Jurnalis asal Australia, Peter Greste juga dihukum tiga tahun penjara, dalam absentia. Baher Mohamed akan menjalani tambahan penjara enam bulan karena dakwaan kepemilikan senjata.

Para jurnalis Aljazirah menyangkal semua tuduhan yang ditujukan. Kantor berita Aljazirah mengatakan, dakwaan pengadilan Kairo terhadap mereka secara langsung menyerang kebebasan media.

Sumber keamanan mengatakan kepada kantor berita Mesir, MENA, bahwa Mohamed dan Fahmy tiba di penjara Tora Kairo beberapa jam setelah dijatuhi hukuman. Sementara Greste telah dideportasi ke negara asalnya pada Februari. Hukum baru mengizinkan tahanan asing dideportasi.

Selain ketiga jurnalis, pengadilan juga menjatuhkan hukuman tiga tahun penjara pada tiga orang lainnya. Mereka yaitu seorang mahasiswa Chadi Abdel Hamid, Sohaid Saad, dan Khaled Mohamed.

Para jurnalis telah dinyatakan bersalah pada Juni 2014 karena membantu Ikhwanul Muslimin. Pada bulan Januari, pengadilan banding memerintahkan pengadilan ulang karena putusan awal tidak memiliki bukti cukup untuk melawan ketiga wartawan.

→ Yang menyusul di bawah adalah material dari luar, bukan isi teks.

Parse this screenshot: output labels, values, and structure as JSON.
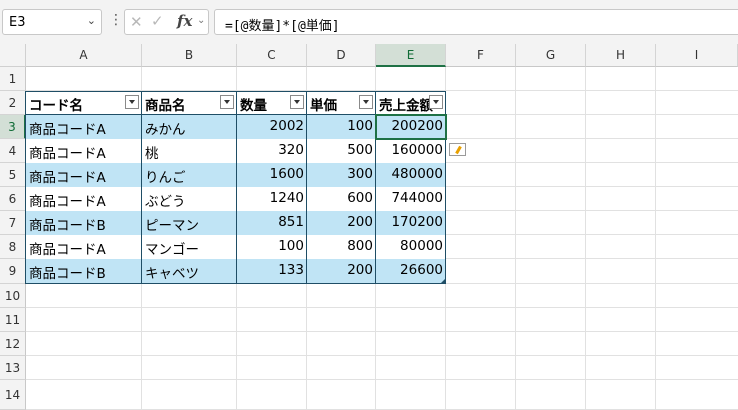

Pada Sabtu, Hakim Hassan Farid yang menjatuhkan hukuman mengatakan para jurnalis tidak tercatat dalam 'sindikat' jurnalis di Mesir. Farid juga menggarisbawahi para jurnalis membawa peralatan tanpa persetujuan pihak keamanan, menyebar berita bohong di Aljazirah dan menggunakan sebuah hotel sebagai tempat broadcasting tanpa izin.

Baher dan Fahmy berada dalam jaminan setelah menghabiskan 410 hari dalam tahanan. Greste dipenjara selama 400 hari. Pengadilan Kairo mengatakan, waktu tersebut akan dihitung sebagai masa tahanan tiga tahun.

Putusan Sabtu kemarin memicu kemarahan internasional. Juru bicara komisiuner tinggi untuk hak asasi manusia PBB, Prince Zeid bin Raad mengatakan pihaknya sangat terganggu oleh putusan tersebut. "Kami sangat terganggu dengan tekanan ekstra pada jurnalis di Mesir yang hanya mencoba mengerjakan tugas mereka," kata dia, dikutip Aljazirah.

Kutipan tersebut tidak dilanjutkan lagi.